Repentance is a big hairy word that few particularly like. It carries a lot of baggage with it. It’s a word that’s been used as a battering ram on folks’ hearts, when really it was intended as an invitation. To repent, simply put, is to change, literally, to turn around. It’s to admit you’ve been headed in the wrong direction, and to turn around to head in the right direction, God’s direction, following God’s directions.
Repentance isn’t about what we can do. It’s about what we can’t do, not alone.
Take a list of New Year’s resolutions, for instance, and remove the silly stuff and promises we’ll break before we even get the kids back to school. Take those away until the list includes what really matters: the practice of our faith, our health, our relationships. The things on any list, the things we might really need to change, are things we can’t change, not alone.
I can’t will myself to be a better parent in the ways that really matter. I can’t make myself more patient, more forgiving, more calm, and more understanding, by sheer force of will. I can’t do it. I need my family’s help and the help of my friends and church family. But, more than that, I need God’s help. Admitting that I need help is repentance, and that’s what will make the difference in the next 365 days to come.

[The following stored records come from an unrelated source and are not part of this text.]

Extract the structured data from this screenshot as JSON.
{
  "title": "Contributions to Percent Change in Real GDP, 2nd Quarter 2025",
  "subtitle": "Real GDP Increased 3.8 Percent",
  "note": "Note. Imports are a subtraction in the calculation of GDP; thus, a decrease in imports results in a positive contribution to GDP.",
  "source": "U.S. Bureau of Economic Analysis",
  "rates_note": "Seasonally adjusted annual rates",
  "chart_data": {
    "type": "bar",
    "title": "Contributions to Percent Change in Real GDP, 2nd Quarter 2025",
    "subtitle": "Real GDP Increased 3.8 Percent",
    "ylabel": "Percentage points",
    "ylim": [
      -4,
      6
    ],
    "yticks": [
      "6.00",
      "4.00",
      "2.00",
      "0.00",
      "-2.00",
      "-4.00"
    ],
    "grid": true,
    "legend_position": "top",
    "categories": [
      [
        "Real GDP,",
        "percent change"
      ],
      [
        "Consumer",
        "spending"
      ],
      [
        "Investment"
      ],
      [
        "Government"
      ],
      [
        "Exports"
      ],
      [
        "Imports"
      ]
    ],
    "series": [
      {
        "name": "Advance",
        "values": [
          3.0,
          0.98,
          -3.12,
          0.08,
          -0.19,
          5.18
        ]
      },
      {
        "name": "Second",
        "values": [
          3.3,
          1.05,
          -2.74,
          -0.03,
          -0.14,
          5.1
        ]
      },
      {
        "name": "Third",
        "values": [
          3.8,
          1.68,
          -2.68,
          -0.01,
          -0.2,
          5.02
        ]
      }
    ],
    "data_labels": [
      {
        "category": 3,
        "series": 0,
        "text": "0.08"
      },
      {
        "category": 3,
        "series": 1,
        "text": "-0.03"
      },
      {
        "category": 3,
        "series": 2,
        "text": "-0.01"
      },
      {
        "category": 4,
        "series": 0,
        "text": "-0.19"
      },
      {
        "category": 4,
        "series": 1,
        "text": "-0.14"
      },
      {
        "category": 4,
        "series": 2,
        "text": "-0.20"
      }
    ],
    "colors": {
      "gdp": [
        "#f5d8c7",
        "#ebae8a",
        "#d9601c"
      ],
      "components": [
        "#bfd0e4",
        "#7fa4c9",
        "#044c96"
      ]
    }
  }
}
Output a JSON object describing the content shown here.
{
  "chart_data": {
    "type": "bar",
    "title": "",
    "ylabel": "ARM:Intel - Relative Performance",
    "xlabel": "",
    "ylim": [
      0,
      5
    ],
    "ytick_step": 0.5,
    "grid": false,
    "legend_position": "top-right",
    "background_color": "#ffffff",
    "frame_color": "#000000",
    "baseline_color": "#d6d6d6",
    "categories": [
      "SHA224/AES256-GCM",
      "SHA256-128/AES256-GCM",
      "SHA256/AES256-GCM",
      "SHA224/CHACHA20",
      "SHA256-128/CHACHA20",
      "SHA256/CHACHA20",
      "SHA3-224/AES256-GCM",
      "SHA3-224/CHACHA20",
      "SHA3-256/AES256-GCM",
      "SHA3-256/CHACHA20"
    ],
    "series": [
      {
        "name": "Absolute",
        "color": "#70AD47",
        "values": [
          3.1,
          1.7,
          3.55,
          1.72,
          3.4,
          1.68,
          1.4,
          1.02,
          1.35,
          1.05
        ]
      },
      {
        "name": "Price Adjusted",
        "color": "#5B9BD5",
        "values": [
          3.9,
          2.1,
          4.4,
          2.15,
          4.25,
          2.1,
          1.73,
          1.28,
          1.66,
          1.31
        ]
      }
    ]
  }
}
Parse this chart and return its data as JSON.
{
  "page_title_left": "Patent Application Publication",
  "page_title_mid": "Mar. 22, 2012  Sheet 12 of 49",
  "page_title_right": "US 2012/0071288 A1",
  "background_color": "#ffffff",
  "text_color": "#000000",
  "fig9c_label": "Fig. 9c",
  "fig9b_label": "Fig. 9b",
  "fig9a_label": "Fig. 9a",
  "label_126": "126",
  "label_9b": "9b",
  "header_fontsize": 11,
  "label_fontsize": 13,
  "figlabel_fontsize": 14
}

A preacher told a story about a doctor, years ago, who encountered a man in his rounds at a nursing home. The man sat daily at the bedside of his wife who was in the late stages of dementia, uncommunicative, nearing death. Faithfully, the man attended to his wife, never leaving except to eat and sleep, until the moment she passed away. He wept then bitterly, berating himself for the terrible husband he had been.
The people around him were bewildered. They tried to comfort him. “You were so faithful,” they told him. “You never left her side.”
But he only shook his head and wept the more. “No,” he told them, “you don’t understand. You didn’t know me before. I let my work come first. I rarely stayed home. I belittled her when I was home. She was the faithful one, not me, and now it’s too late. It will always be too late.”
Every New Year’s Day invites us to consider the gift of another year of life as an act of God’s mercy and also a gentle warning that a time will come for all of us when it will be too late to do more.
So, repent. Yes, repent. And believe the good news. And may the Lord richly bless you in 2018.